Editor’s Note: A version of this article appears in the July/August issue of Nurturing Faith Journal.

My rotating slate of remote workspaces includes the recliner in my TV room, a desk in the front room of my house, and coffee shops in and around Waco, Texas, or whatever city I happen to be in.

Pinewood Roasters is the Waco area establishment I frequent most often. It is named in honor of the Piney Woods of East Texas, where both owners grew up. I also spent my childhood and early adult years in that region, so I have an emotional connection. 

The decor at Pinewood is minimal. As you might expect, the coffee bar and tables are made of pine. The business is in a U-shaped building with a courtyard containing outdoor seating.
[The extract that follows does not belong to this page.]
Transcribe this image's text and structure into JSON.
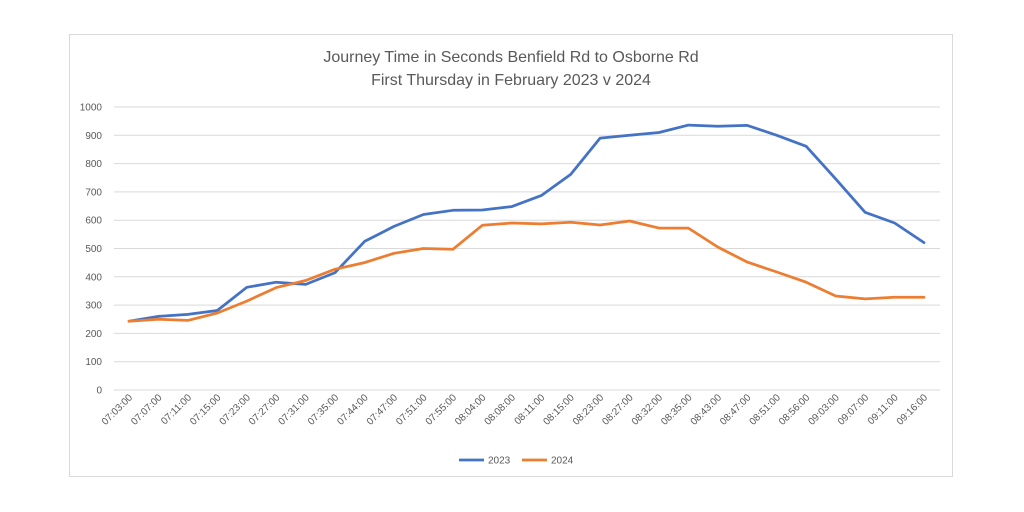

The Pinewood Pub is on the opposite side of the coffee shop.

Vinyl is constantly spinning on the record player, mostly with albums released decades before the average year most Pinewood patrons were born. Fleetwood Mac, James Taylor, Marvin Gay, Bonnie Raitt, and Dolly Parton are all in heavy rotation, with more contemporary artists thrown in for good measure. 

The morning crowd, of which I am a member, consists mainly of remote workers and those on their way to the office. In the afternoons, more people read and visit with friends. At almost all times, however, individuals or groups enjoy their preferred cup of coffee over an open Bible. 

Nearing my fifth decade, I have seen an evolution in the type of Bibles used in public spaces.

During my adolescent years, Bibles were large and colorful. In the mid-1990s, miniature, thin-line Bibles were all the rage. In college, a friend of mine studying to be a preacher called the narrow, tiny Bible he kept in his back pocket his “dagger,” a nod to Hebrews 4:12: “The word of God is living and active, sharper than any two-edged sword, piercing until it divides soul from spirit, joints from marrow; it is able to judge the thoughts and intentions of the heart.” 

With the turn of the millennium, the Bible landscape became the Wild West. Every niche personality, movement, and school of thought had its unique version of the Bible. If you want a humorous reflection on this, read A.J. Jacobs’ The Year of Living Biblically. Jacobs, an agnostic and admittedly ignorant of all things related to the Bible, wanted to understand what this bound collection of books made so many Americans want to read and follow it. The book is his attempt to read and follow the Bible for a year. 

While visiting a Christian bookstore in Manhattan, where he lived, Jacobs noted all the different versions and translations of the Bible, not to mention covers and sizes. The salesperson eventually pointed him to a Bible-in-magazine form designed to look like Seventeen or other teen-girl publications, suggesting that this may be what Jacobs was looking for, as it is the type of Bible you can read on the subway without anyone thinking you are reading a Bible.

Jacobs joked, “You know you live in a secular city when it’s considered more acceptable for a grown man to read a teen girl’s magazine than the Bible.”

Few at Pinewood are concerned about anyone knowing they are reading their Bibles. The current Bible trend is large—very large. In fact, an Instagram account marveling at the sizes of Bibles read at Pinewood has emerged with the handle “Big Bibles of Pinewood.” The account posts photos submitted by Pinewood regulars who get in-the-wild pictures of the large, primarily leatherbound Bibles scattered around the coffee shop. 

It’s tempting to assume this is only a trend in the Bible Belt or college towns with large Christian universities. But I have seen small-group Bible studies break out over large Bibles throughout this country and even in European cities. 

These highly visible displays of public devotion can irk me on my more cynical days.
Jesus told his followers not to be like the hypocrites, who pray on street corners, but to pray behind closed doors, out of sight (Matthew 6). Though this teaching was primarily about prayer, it doesn’t seem too much of a stretch to say it would also apply to people lugging a massive family Bible into a coffee shop and cracking it open for study while I enjoy my Americano (hot, black, no room). 

But then Jesus tells me in Matthew 7 not to judge, so I cower into my corner, appropriately chastised. (I also must admit that my knowledge of Scripture, however limited, is due mainly to the years I spent as a young adult reading the Bible in public places.) 

I am mindful, though, that we live in a multicultural, multireligious country that extends the freedom to read large Bibles (or Korans, Vetas, Tao Te Chings, etc.) in public, provided we don’t coerce others to do the same. We also, ideally, protect people’s right to have nothing to do with any of these sacred texts, and for this, I am thankful. 

What would be helpful, however, is for Christians in Western nations to be aware of the immense level of privilege we have to practice our faith in public. In parts of this country, including my own, pulling out a large Bible to read in public will boost your social status among your neighbors far more than diminish it. Being seen reading a Koran, on the other hand, comes with a level of risk that we don’t understand. This should cause us concern and spur us on to greater humility. 

I’m not asking us to bring “daggers” back, but maybe we could return to more modest-sized Bibles to display at Pinewood.